1. A method comprising:

authoring items into a media file, said items being associated with a plurality of referenced items to be processed in a specific order; and

authoring one or more properties of item references of said referenced items into said media file, wherein said properties include one or more of the following:

indication if the item references are strictly ordered;

2. The method according to claim 1, further comprising

authoring said one or more properties of item references of said references items into a ItemReferenceBox according to ISO Base Media File Format (ISOBMFF).

3. An apparatus comprising

means for authoring items into a media file, said items being associated with a plurality of referenced items to be processed in a specific order; and

means for authoring one or more properties of item references of said referenced items into said media file, wherein said properties include one or more of the following: indication if the item references are strictly ordered;

4. The apparatus according to claim 3, further comprising

means for authoring said one or more properties of item references of said referenced items into a ItemReferenceBox according to ISO Base Media File Format (ISOBMFF).

5. The apparatus according to claim 4, wherein at least one further data structure is included in a syntax of the ItemReferenceBox to indicate the strictly ordered item references.

6. The apparatus according to claim 4, wherein flag of the syntax of the ItemReferenceBox are used to indicate the strictly ordered item references.

7. The apparatus according to claim 3, wherein at least one further box is defined in

accordance with ISOBMFF syntax to indicate the strictly ordered item references.

8. The apparatus according to any of claims 3 - 7, wherein the items are image items and the media file format is a High Efficiency Image File Format or a High Efficiency Image File compatible storage format.

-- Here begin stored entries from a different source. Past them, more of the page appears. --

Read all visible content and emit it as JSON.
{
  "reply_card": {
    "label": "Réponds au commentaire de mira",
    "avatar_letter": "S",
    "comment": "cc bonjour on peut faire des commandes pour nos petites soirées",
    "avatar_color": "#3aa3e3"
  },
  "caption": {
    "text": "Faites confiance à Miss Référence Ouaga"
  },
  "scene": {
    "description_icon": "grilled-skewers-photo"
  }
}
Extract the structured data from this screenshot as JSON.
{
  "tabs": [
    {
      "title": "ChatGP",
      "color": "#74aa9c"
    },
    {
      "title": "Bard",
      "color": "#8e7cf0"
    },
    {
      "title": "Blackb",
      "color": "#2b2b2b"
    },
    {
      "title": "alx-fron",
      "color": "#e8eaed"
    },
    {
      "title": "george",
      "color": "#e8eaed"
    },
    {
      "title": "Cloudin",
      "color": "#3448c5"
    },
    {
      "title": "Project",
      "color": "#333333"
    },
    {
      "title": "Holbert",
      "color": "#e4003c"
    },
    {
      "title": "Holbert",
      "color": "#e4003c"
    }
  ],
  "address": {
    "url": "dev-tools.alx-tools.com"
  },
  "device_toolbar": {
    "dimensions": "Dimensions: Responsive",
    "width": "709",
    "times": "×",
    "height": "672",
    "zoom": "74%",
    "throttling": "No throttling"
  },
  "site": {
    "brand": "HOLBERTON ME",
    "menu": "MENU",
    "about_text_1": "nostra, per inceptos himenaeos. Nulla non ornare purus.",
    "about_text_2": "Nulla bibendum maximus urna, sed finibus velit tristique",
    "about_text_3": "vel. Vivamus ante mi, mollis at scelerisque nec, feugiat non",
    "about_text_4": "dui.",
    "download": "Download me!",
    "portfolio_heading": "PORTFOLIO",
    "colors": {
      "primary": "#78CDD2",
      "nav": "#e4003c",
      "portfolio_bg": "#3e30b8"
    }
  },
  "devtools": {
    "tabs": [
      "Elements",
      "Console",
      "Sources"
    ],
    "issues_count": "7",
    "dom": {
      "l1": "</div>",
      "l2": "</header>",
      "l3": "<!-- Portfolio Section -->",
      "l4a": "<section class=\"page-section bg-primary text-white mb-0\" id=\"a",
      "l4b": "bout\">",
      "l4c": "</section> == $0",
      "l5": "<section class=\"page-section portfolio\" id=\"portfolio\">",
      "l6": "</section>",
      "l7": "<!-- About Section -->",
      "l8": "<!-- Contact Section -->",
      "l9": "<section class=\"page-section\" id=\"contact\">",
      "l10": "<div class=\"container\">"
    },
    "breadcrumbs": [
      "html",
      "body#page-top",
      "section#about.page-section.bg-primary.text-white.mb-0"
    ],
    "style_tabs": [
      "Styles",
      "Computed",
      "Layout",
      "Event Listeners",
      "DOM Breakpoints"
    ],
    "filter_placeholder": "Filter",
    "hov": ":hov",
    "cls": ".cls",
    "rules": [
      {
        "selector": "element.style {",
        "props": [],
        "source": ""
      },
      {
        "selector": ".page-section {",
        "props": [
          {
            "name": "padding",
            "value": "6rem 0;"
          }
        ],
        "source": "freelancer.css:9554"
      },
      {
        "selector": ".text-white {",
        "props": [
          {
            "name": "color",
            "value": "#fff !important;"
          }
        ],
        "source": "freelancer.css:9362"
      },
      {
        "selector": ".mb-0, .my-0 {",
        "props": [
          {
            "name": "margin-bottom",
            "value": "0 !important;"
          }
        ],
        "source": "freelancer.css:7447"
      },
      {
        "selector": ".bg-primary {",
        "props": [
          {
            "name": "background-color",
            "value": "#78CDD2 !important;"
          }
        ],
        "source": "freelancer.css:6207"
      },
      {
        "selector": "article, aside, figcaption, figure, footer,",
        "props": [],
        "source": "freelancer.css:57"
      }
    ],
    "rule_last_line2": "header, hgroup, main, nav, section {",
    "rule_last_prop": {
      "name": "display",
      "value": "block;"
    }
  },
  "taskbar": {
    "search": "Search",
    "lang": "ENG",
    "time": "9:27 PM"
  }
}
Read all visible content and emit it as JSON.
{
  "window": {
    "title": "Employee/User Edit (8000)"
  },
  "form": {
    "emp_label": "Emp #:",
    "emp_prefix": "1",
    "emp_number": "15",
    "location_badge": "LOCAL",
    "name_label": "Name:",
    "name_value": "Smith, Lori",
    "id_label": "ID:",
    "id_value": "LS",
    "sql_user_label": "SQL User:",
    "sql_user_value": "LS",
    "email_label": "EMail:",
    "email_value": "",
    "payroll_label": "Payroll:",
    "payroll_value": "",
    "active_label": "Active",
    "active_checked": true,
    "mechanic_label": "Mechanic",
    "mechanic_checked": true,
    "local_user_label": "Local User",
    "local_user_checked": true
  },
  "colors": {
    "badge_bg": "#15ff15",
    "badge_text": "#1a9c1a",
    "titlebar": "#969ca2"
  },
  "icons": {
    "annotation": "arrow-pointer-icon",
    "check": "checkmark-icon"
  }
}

9. The apparatus according to any of claims 3 - 8, wherein a checksum generation algorithm is pre-defined or indicated in the media file.

10. A method comprising :

receiving a media file authored with image items comprising a plurality of referenced items to be processed in a specific order;

reading one or more properties of item references of said references items from said media file, wherein said properties include one or more of the following: indication if the item references are strictly ordered, indication if the referenced items are removable without making a referencing item invalid, a checksum generated from ID values of the referenced items in the order they are listed; and

parsing the media file according to said one or more properties.

11. The method according to claim 10, further comprising

receiving an instruction to remove a first item from a media file;

checking from ItemReferenceBoxes if the first item is referenced by any other item in the media file; and

removing the first item if it is not referenced by any other item or if it is indicated in the media file that the first item is removable without making the referencing item(s) invalid.

12. The method according to claim 10, further comprising

receiving an instruction to reorder a first item in a first item reference; and reordering the first item if the first item reference is not indicated to be strictly ordered.

13. An apparatus comprising

means for receiving a media file authored with image items comprising a plurality of referenced items to be processed in a specific order;

means for reading one or more properties of item references of said references items from said media file, wherein said properties include one or more of the following: indication if the item references are strictly ordered, indication if the referenced items are removable without making a referencing item invalid, a checksum generated from ID values of the referenced items in the order they are listed; and

means for parsing the media file parsing the media file according to said one or more properties.

14. The apparatus according to claim 13, further comprising

means for receiving an instruction to remove a first item from a media file;

means for checking from ItemReferenceBoxes if the first item is referenced by any other item in the media file; and

means for removing the first item if it is not referenced by any other item or if it is indicated in the media file that the first item is removable without making the referencing item(s) invalid.

15. The apparatus according to claim 13, further comprising

means for receiving an instruction to reorder a first item in a first item reference; and

means for reordering the first item if the first item reference is not indicated to be strictly ordered.